Precision is the number of true positives over the number of predicted positives(PP), and recall is the number of true positives(TP) over the number of actual positives(AP) you get. I used the initials just to make it easier ahead.
A true positive is when you predict a car in a place and there is a car in that place.
A predicted positive is every car you predict, being right or wrong does not matter.
A actual positive is every car that actually is in the picture.
You should calculate these values separately for each category, and then sum over the examples you sampled, if I am not mistaken.
So for the CAR category you have (assuming the predictions do match with the target, i.e., you are not predicting a truck as a car for example) :
model 1
line 1 -> 2 TP, 2 PP, 4 AP
line 2 -> 0 TP, 0 PP, 2 AP
So in total precision is 2/2 = 1
and recall is 2/6 = 0.3(3)
.
You can then do the same for the other categories, and for the other models. This way you can check if a model is predicting one category better than the other.
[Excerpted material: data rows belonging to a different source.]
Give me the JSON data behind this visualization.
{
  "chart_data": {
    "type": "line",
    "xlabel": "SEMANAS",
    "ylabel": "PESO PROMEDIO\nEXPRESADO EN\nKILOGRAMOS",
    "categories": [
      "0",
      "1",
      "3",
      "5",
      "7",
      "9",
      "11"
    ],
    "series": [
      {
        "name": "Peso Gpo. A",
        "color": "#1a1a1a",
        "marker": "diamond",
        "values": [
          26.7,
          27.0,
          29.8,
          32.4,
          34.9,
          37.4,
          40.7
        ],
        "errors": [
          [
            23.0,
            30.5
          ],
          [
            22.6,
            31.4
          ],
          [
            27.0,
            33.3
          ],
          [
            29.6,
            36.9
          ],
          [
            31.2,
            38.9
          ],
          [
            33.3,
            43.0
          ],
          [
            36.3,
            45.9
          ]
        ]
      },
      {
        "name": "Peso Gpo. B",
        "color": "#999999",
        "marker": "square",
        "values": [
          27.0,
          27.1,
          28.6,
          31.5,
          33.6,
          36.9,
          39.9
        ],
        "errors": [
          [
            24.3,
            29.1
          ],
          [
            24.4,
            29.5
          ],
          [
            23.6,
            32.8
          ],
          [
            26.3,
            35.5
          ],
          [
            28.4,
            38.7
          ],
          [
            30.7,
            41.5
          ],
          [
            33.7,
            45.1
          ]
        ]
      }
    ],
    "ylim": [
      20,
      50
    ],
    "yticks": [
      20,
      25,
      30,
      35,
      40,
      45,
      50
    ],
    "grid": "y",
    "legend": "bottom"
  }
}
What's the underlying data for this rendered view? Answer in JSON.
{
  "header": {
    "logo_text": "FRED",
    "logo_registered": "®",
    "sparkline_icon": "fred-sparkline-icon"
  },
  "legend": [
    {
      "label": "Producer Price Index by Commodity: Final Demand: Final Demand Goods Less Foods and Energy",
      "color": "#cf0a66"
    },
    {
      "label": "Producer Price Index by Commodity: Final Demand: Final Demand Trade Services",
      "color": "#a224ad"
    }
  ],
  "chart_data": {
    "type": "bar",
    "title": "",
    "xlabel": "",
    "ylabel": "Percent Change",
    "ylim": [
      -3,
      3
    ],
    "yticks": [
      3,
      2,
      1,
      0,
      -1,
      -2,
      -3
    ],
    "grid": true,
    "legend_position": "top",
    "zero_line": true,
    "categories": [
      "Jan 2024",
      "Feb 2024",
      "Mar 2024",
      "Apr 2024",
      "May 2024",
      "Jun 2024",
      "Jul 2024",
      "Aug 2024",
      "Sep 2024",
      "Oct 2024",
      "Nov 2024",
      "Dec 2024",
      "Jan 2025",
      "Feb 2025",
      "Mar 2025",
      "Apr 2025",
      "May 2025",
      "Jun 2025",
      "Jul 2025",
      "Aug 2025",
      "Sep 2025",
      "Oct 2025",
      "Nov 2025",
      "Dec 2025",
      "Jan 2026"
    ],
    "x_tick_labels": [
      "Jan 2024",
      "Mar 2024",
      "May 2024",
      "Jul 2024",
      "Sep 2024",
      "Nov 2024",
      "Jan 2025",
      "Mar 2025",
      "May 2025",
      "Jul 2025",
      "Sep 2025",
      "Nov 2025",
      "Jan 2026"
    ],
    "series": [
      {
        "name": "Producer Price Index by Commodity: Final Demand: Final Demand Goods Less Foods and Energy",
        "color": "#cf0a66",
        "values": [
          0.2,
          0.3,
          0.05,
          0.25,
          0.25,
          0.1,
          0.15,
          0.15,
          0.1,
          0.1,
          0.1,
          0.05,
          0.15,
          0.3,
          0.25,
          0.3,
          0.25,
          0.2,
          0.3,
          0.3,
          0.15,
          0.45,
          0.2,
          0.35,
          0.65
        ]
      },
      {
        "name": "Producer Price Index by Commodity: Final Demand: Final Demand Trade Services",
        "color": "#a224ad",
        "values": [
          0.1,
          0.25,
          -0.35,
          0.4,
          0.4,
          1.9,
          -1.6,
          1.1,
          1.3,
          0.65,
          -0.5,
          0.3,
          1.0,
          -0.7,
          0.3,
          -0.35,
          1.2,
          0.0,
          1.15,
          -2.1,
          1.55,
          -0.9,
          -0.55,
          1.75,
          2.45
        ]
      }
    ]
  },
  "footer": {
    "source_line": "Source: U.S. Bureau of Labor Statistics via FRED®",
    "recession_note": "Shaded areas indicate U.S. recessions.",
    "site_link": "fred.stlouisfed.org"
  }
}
For example, model 1 can be better at finding cars in a picture whilst model 3 can be better at finding buses.
The important part is that you know if the objects the model predicted actually correspond to what is in the picture. A very unlikely example would be a picture with 1 car and 1 truck where the algorithm recognizes the car as a truck and the truck as a car. From the info that is in the table I cannot be sure if the 2 cars you predict are the actual cars in the picture, or in other words, if they are actually True Positives or are actually False Positives.